La ragazzina scosse la testa e io tirai un sospiro di sollievo. Tutta colpa di quella strana giornata, ero stato troppo frettoloso nell'immaginare la situazione peggiore.
– No, ma mi hanno adottato. Insomma, dev'essere così, no? – La ragazzina alzò la testa e mi fissò negli occhi, e il suo sguardo tornò ad essere magnetico, antico, come quando mi aveva attirato lontano dai miei colleghi, e poi guidato con le sue istruzioni per risolvere il problema che avevamo di fronte, quando avevo insistito che non potevo permetterle di rischiare, che dovevo farlo io.
– Lo hai visto, no? – accennò allo zainetto in cui aveva nascosto la sfera viola che era stata lo strumento del nostro successo. Aprì un po' la cerniera, e i rumori che ci circondavano, i passi, le voci, gli squilli del telefono, i ticchettii delle dita sulle tastiere si attenuarono, isolandoci in una bolla di quasi silenzio. Mi sembrò che fossimo soli, io e lei, quando la ragazzina proseguì: – Non lo so da dove vengo, ma di certo non da qui. Forse da un altro pianeta, o da un'altra dimensione. Forse quella cosa in strada era una porta verso casa, e io ho sbagliato a chiuderla.

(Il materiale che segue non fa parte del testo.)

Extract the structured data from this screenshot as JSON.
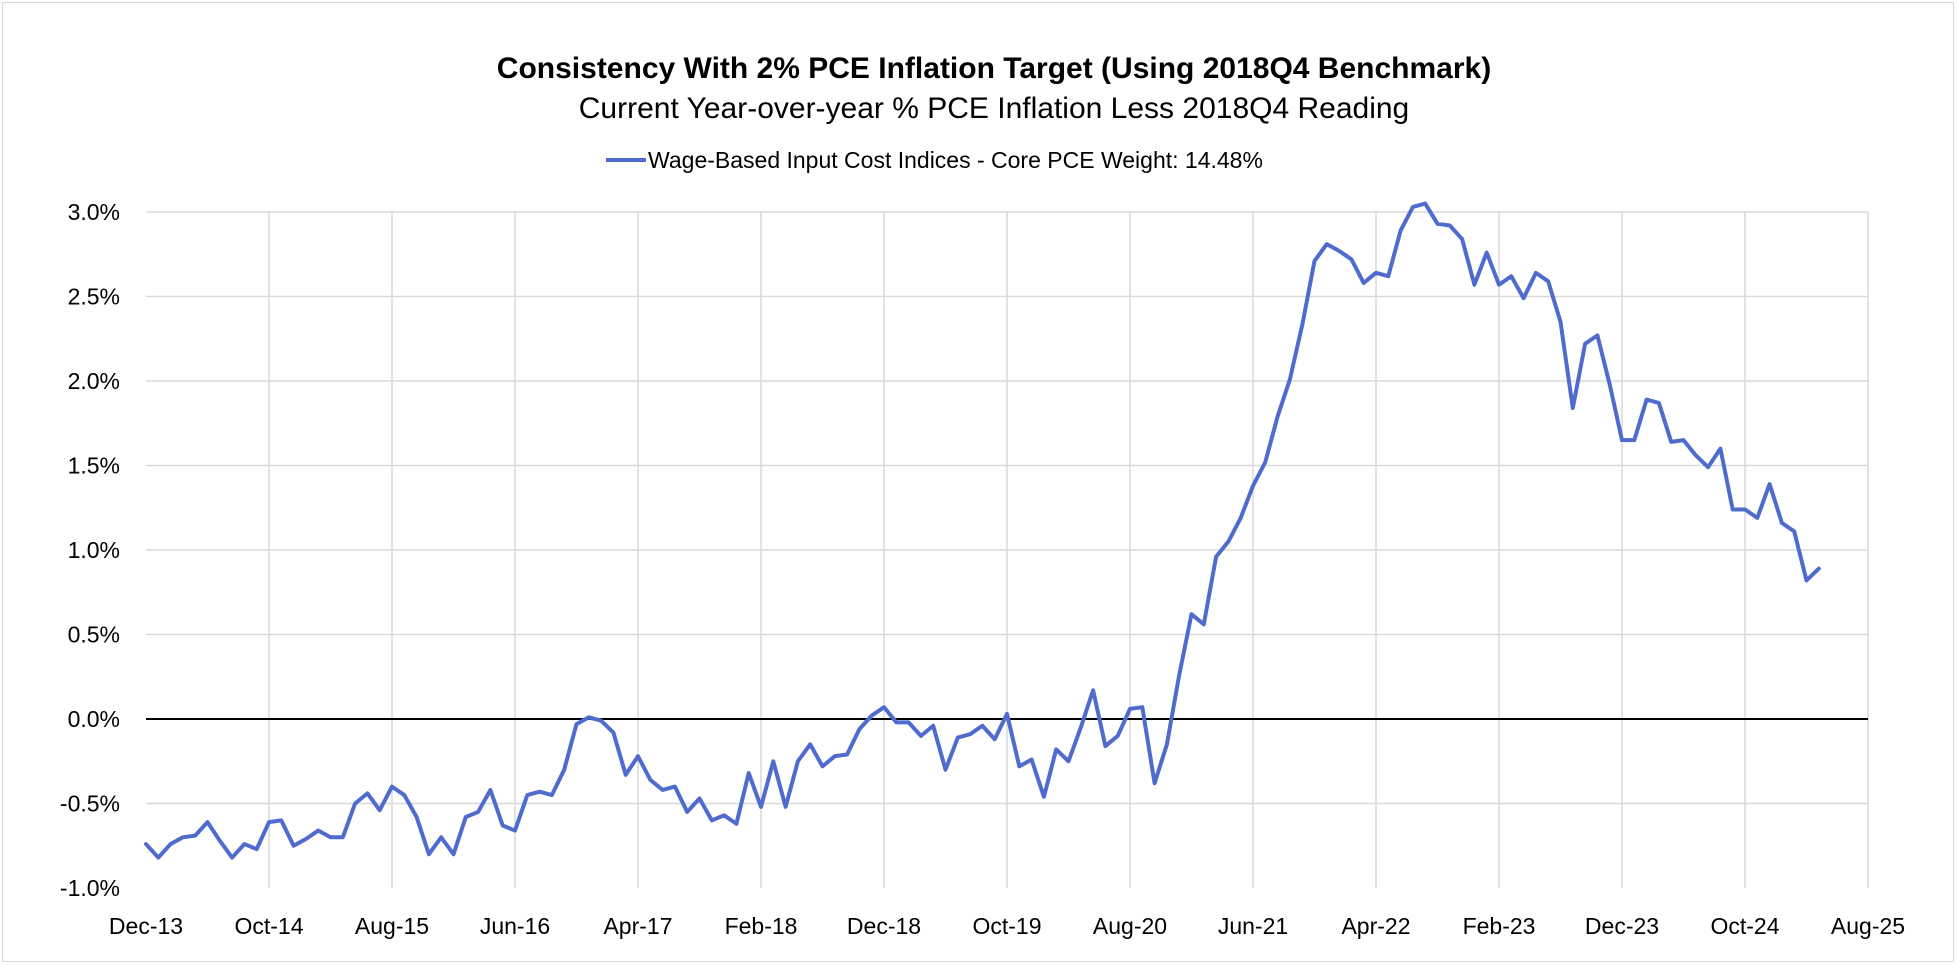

– Kathy, Kathy... non saltare a conclusioni affrettate – mi alzai e mi protesi oltre la scrivania, a richiudere la cerniera del suo zainetto. I rumori, di colpo, tornarono a esplodermi nelle orecchie. Mi sedetti e con un gesto fermai il cadetto che nel vedere quell'agitazione aveva mosso qualche passo verso di noi. "Va tutto bene", formulai con le labbra, in silenzio, e lei mi rivolse un cenno d'intesa.
– Kathy, anche se hai trovato un oggetto mistico dagli strani poteri, non significa che tu...
– È mio – ribatté la ragazzina con un cipiglio deciso. – Sono sicura. È venuto da me, intendo, da dentro...
Kathy zittì di colpo. Un altro cadetto, un ragazzotto barbuto molto meno rassicurante della mia giovane collega si era avvicinato alla mia scrivania. Lo riconobbi: era assegnato alle telecomunicazioni.
– Megan del centralino dice di avere in linea una madre preoccupata dalla scomparsa della figlia – interloquì il cadetto, quando alzai gli occhi su di lui. – Dalla descrizione ho pensato potesse essere la tua bambina smarrita. Sei tu Kathy, vero? – chiese il cadetto, girandosi verso la ragazzina.
– Non sono una bambina! – sbottò subito lei, ricordandomi come aveva protestato quando ero stato io a fare quell'affermazione.
Be', caso chiuso, Andrew.
L'anomalia sulle strade di Londra era scomparsa senza provocare vittime, i genitori della ragazzina erano stati ritrovati. Pensavo di poter voltare pagina e lasciarmi quella strana storia alle spalle, e invece mi sbagliavo.
Il caso che riguardava le origini di Kathy era tutt'altro che chiuso, e non avevo alcuna idea, quel giorno, che lei sarebbe tornata a rivolgersi a me affinché l'aiutassi a scoprire la verità.